Iraq is emerging as one of the fastest-growing refugee crises in the world, with an estimated 1.8 million Iraqis displaced from their homes and up to 100,000 fleeing the country to Jordan, Syria, and other nations amid intensifying sectarian violence, U.S. and other officials testified yesterday.

Yet the United States has allowed only 466 Iraqis to immigrate under refugee status since 2003…
--Iraq Refugee Crises Seen Deepening," Ann Scott Tyson, Washington Post, January 17, 2007

The level of corruption in the Iraq Security Forces is staggering. The Iraq Study Group found that $5 billion to $7 billion is lost annually to different types of corruption…

…The most prominent forms of corruption I saw were Iraqi commanders pocketing the paychecks of nonexistent troops in the Iraqi army and officers in the police forces, and customs officials abetting the smuggling of oil and precious rebuilding supplies across Iraq's porous borders.

A United States interagency panel reported in November that oil smuggling abetted by corrupt Iraqi customs officials is netting insurgents $100 million a year, helping make them financially self-sustaining.
--"Losing Iraq, One Truckload at a Time," Luis Carlos Montalvan, New York Times op-ed, January 14, 2007. Luis Carlos Montalvan is a U.S. Army captain.

The United Nations reported that more than 34,000 Iraqis were killed in violence last year, a figure that represents the first comprehensive annual count of civilian deaths and a vivid measure of the failure of the Iraqi government and the American military to provide security.

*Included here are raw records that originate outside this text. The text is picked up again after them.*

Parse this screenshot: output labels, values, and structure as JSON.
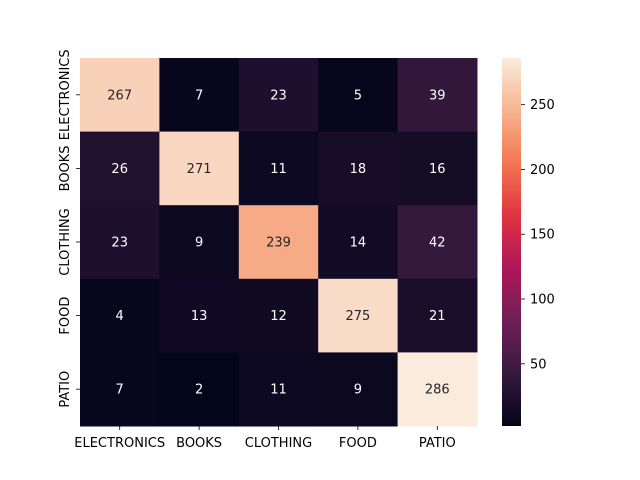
{
  "chart_data": {
    "type": "heatmap",
    "x_categories": [
      "ELECTRONICS",
      "BOOKS",
      "CLOTHING",
      "FOOD",
      "PATIO"
    ],
    "y_categories": [
      "ELECTRONICS",
      "BOOKS",
      "CLOTHING",
      "FOOD",
      "PATIO"
    ],
    "values": [
      [
        267,
        7,
        23,
        5,
        39
      ],
      [
        26,
        271,
        11,
        18,
        16
      ],
      [
        23,
        9,
        239,
        14,
        42
      ],
      [
        4,
        13,
        12,
        275,
        21
      ],
      [
        7,
        2,
        11,
        9,
        286
      ]
    ],
    "title": "",
    "xlabel": "",
    "ylabel": "",
    "colorbar": {
      "min": 2,
      "max": 286,
      "ticks": [
        50,
        100,
        150,
        200,
        250
      ]
    },
    "colormap": "rocket",
    "colormap_stops": [
      "#03051a",
      "#36193e",
      "#701f57",
      "#ad1759",
      "#e13342",
      "#f37651",
      "#f6b48f",
      "#faebdd"
    ],
    "annotation_color_light": "#ffffff",
    "annotation_color_dark": "#262626"
  }
}
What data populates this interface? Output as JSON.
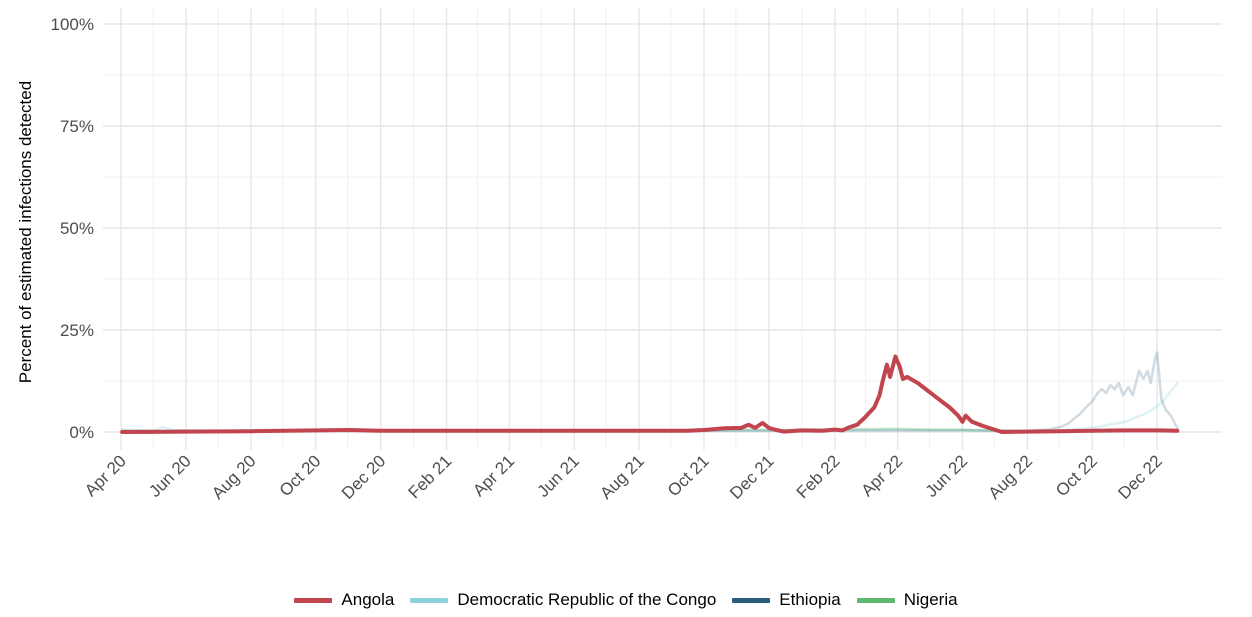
{
  "chart_data": {
    "type": "line",
    "ylabel": "Percent of estimated infections detected",
    "xlabel": "",
    "ylim": [
      0,
      100
    ],
    "xlim": [
      "2020-03-15",
      "2023-01-31"
    ],
    "grid": true,
    "legend_position": "bottom",
    "y_ticks": [
      {
        "value": 0,
        "label": "0%"
      },
      {
        "value": 25,
        "label": "25%"
      },
      {
        "value": 50,
        "label": "50%"
      },
      {
        "value": 75,
        "label": "75%"
      },
      {
        "value": 100,
        "label": "100%"
      }
    ],
    "x_ticks": [
      {
        "value": "2020-04-01",
        "label": "Apr 20"
      },
      {
        "value": "2020-06-01",
        "label": "Jun 20"
      },
      {
        "value": "2020-08-01",
        "label": "Aug 20"
      },
      {
        "value": "2020-10-01",
        "label": "Oct 20"
      },
      {
        "value": "2020-12-01",
        "label": "Dec 20"
      },
      {
        "value": "2021-02-01",
        "label": "Feb 21"
      },
      {
        "value": "2021-04-01",
        "label": "Apr 21"
      },
      {
        "value": "2021-06-01",
        "label": "Jun 21"
      },
      {
        "value": "2021-08-01",
        "label": "Aug 21"
      },
      {
        "value": "2021-10-01",
        "label": "Oct 21"
      },
      {
        "value": "2021-12-01",
        "label": "Dec 21"
      },
      {
        "value": "2022-02-01",
        "label": "Feb 22"
      },
      {
        "value": "2022-04-01",
        "label": "Apr 22"
      },
      {
        "value": "2022-06-01",
        "label": "Jun 22"
      },
      {
        "value": "2022-08-01",
        "label": "Aug 22"
      },
      {
        "value": "2022-10-01",
        "label": "Oct 22"
      },
      {
        "value": "2022-12-01",
        "label": "Dec 22"
      }
    ],
    "series": [
      {
        "name": "Democratic Republic of the Congo",
        "color": "#8dd3de",
        "opacity": 0.3,
        "width": 2.5,
        "points": [
          [
            "2020-04-02",
            0.6
          ],
          [
            "2020-04-20",
            0.5
          ],
          [
            "2020-05-01",
            0.3
          ],
          [
            "2020-05-10",
            1.2
          ],
          [
            "2020-05-20",
            0.5
          ],
          [
            "2020-06-15",
            0.4
          ],
          [
            "2020-08-01",
            0.3
          ],
          [
            "2020-10-01",
            0.3
          ],
          [
            "2021-01-01",
            0.3
          ],
          [
            "2021-06-01",
            0.3
          ],
          [
            "2021-10-01",
            0.3
          ],
          [
            "2022-01-01",
            0.3
          ],
          [
            "2022-04-01",
            0.5
          ],
          [
            "2022-06-15",
            0.4
          ],
          [
            "2022-08-01",
            0.3
          ],
          [
            "2022-09-01",
            0.4
          ],
          [
            "2022-10-01",
            1.0
          ],
          [
            "2022-11-01",
            2.5
          ],
          [
            "2022-11-20",
            4.5
          ],
          [
            "2022-12-05",
            7.0
          ],
          [
            "2022-12-20",
            12.0
          ]
        ]
      },
      {
        "name": "Ethiopia",
        "color": "#2b5c7e",
        "opacity": 0.22,
        "width": 2.5,
        "points": [
          [
            "2020-04-02",
            0.3
          ],
          [
            "2020-06-01",
            0.3
          ],
          [
            "2020-12-01",
            0.3
          ],
          [
            "2021-06-01",
            0.3
          ],
          [
            "2021-10-01",
            0.3
          ],
          [
            "2022-01-01",
            0.4
          ],
          [
            "2022-06-01",
            0.4
          ],
          [
            "2022-08-01",
            0.3
          ],
          [
            "2022-08-20",
            0.6
          ],
          [
            "2022-09-01",
            1.2
          ],
          [
            "2022-09-08",
            2.0
          ],
          [
            "2022-09-15",
            3.5
          ],
          [
            "2022-09-20",
            4.5
          ],
          [
            "2022-09-25",
            6.0
          ],
          [
            "2022-10-01",
            7.5
          ],
          [
            "2022-10-06",
            9.5
          ],
          [
            "2022-10-10",
            10.5
          ],
          [
            "2022-10-14",
            9.5
          ],
          [
            "2022-10-18",
            11.5
          ],
          [
            "2022-10-22",
            10.5
          ],
          [
            "2022-10-26",
            12.0
          ],
          [
            "2022-10-30",
            9.0
          ],
          [
            "2022-11-04",
            11.0
          ],
          [
            "2022-11-08",
            9.0
          ],
          [
            "2022-11-14",
            15.0
          ],
          [
            "2022-11-18",
            13.0
          ],
          [
            "2022-11-22",
            15.0
          ],
          [
            "2022-11-25",
            12.0
          ],
          [
            "2022-11-29",
            18.0
          ],
          [
            "2022-12-01",
            19.5
          ],
          [
            "2022-12-03",
            14.0
          ],
          [
            "2022-12-05",
            8.0
          ],
          [
            "2022-12-09",
            5.5
          ],
          [
            "2022-12-14",
            4.0
          ],
          [
            "2022-12-20",
            1.0
          ]
        ]
      },
      {
        "name": "Nigeria",
        "color": "#5fb86f",
        "opacity": 0.32,
        "width": 2.5,
        "points": [
          [
            "2020-04-02",
            0.2
          ],
          [
            "2020-08-01",
            0.2
          ],
          [
            "2020-12-01",
            0.3
          ],
          [
            "2021-06-01",
            0.3
          ],
          [
            "2021-10-01",
            0.4
          ],
          [
            "2021-11-01",
            0.6
          ],
          [
            "2021-12-01",
            0.5
          ],
          [
            "2022-01-01",
            0.6
          ],
          [
            "2022-03-01",
            0.7
          ],
          [
            "2022-04-01",
            0.8
          ],
          [
            "2022-05-01",
            0.6
          ],
          [
            "2022-06-01",
            0.6
          ],
          [
            "2022-07-01",
            0.3
          ],
          [
            "2022-08-01",
            0.2
          ],
          [
            "2022-10-01",
            0.3
          ],
          [
            "2022-12-01",
            0.4
          ],
          [
            "2022-12-20",
            0.4
          ]
        ]
      },
      {
        "name": "Angola",
        "color": "#c1444e",
        "opacity": 1,
        "width": 4,
        "points": [
          [
            "2020-04-02",
            0.0
          ],
          [
            "2020-06-01",
            0.1
          ],
          [
            "2020-08-01",
            0.2
          ],
          [
            "2020-10-01",
            0.4
          ],
          [
            "2020-11-01",
            0.5
          ],
          [
            "2020-12-01",
            0.3
          ],
          [
            "2021-02-01",
            0.3
          ],
          [
            "2021-06-01",
            0.3
          ],
          [
            "2021-09-15",
            0.3
          ],
          [
            "2021-10-01",
            0.5
          ],
          [
            "2021-10-20",
            0.9
          ],
          [
            "2021-11-05",
            1.0
          ],
          [
            "2021-11-12",
            1.8
          ],
          [
            "2021-11-18",
            1.0
          ],
          [
            "2021-11-25",
            2.2
          ],
          [
            "2021-12-01",
            1.0
          ],
          [
            "2021-12-08",
            0.5
          ],
          [
            "2021-12-15",
            0.1
          ],
          [
            "2022-01-01",
            0.4
          ],
          [
            "2022-01-20",
            0.3
          ],
          [
            "2022-02-01",
            0.6
          ],
          [
            "2022-02-08",
            0.4
          ],
          [
            "2022-02-15",
            1.2
          ],
          [
            "2022-02-22",
            1.8
          ],
          [
            "2022-03-01",
            3.5
          ],
          [
            "2022-03-10",
            6.0
          ],
          [
            "2022-03-15",
            9.0
          ],
          [
            "2022-03-18",
            12.5
          ],
          [
            "2022-03-22",
            16.5
          ],
          [
            "2022-03-25",
            13.5
          ],
          [
            "2022-03-30",
            18.5
          ],
          [
            "2022-04-03",
            16.0
          ],
          [
            "2022-04-06",
            13.0
          ],
          [
            "2022-04-10",
            13.5
          ],
          [
            "2022-04-20",
            12.0
          ],
          [
            "2022-05-05",
            9.0
          ],
          [
            "2022-05-20",
            6.0
          ],
          [
            "2022-05-28",
            4.0
          ],
          [
            "2022-06-01",
            2.5
          ],
          [
            "2022-06-04",
            4.0
          ],
          [
            "2022-06-10",
            2.5
          ],
          [
            "2022-06-20",
            1.5
          ],
          [
            "2022-07-01",
            0.6
          ],
          [
            "2022-07-08",
            0.0
          ],
          [
            "2022-08-01",
            0.1
          ],
          [
            "2022-09-01",
            0.2
          ],
          [
            "2022-10-01",
            0.3
          ],
          [
            "2022-11-01",
            0.4
          ],
          [
            "2022-12-01",
            0.4
          ],
          [
            "2022-12-20",
            0.3
          ]
        ]
      }
    ]
  },
  "legend": {
    "items": [
      {
        "label": "Angola",
        "color": "#c1444e"
      },
      {
        "label": "Democratic Republic of the Congo",
        "color": "#8dd3de"
      },
      {
        "label": "Ethiopia",
        "color": "#2b5c7e"
      },
      {
        "label": "Nigeria",
        "color": "#5fb86f"
      }
    ]
  }
}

The report was the first attempt at hand-counting individual deaths for an entire year. It was compiled using reports from morgues, hospitals and municipal authorities across Iraq, and was nearly three times higher than an estimate for 2006 compiled from Iraqi ministry tallies…

…The violence has expanded to the point of leaving hospitals and morgues overflowing with bodies. The report described the discovery of several recent mass graves.
--"Iraqi Death Toll Exceeded 34,000 in '06, U.N. Says," Sabrina Tavernise, New York Times, January 17, 2007

(Wolf Blitzer, CNN "Situation Room") But there is a terrible situation (in Iraq.)

(Vice President Dick Cheney) No, there is not. There is not…

(Blitzer, later in the interview) ...So you're moving forward no matter what the consequences?

(Cheney) We are moving forward.

(Blitzer, returning to the subject later) Here's the problem that you have--the administration--credibility in Congress and with the American public, because of the mistakes, because of the previous statements, the last throes, the comment you made a year-and-a-half ago, the insurgency was in its last throes. How do you build up that credibility because so many of the Democrats, and a lot of Republicans now are saying they don't believe you anymore?

(Cheney) Well, Wolf, if the history books were written by people who have--are so eager to write off this effort, to declare it a failure, including many of our friends in the media, the situation obviously would have been over a long time ago. Bottom line is that we've had enormous success, and we will continue to have enormous successes.
--"Interview of the Vice President by Wolf Blitzer, CNN 'Situation Room', provided by the Vice President's Ceremonial Office, January 24, 2007

1 Comments:

Blogger ken said...

A nice smorgasboard of factoids. I have lifted the bit on refugees to post on my own blog where I have some other stuff on refugees.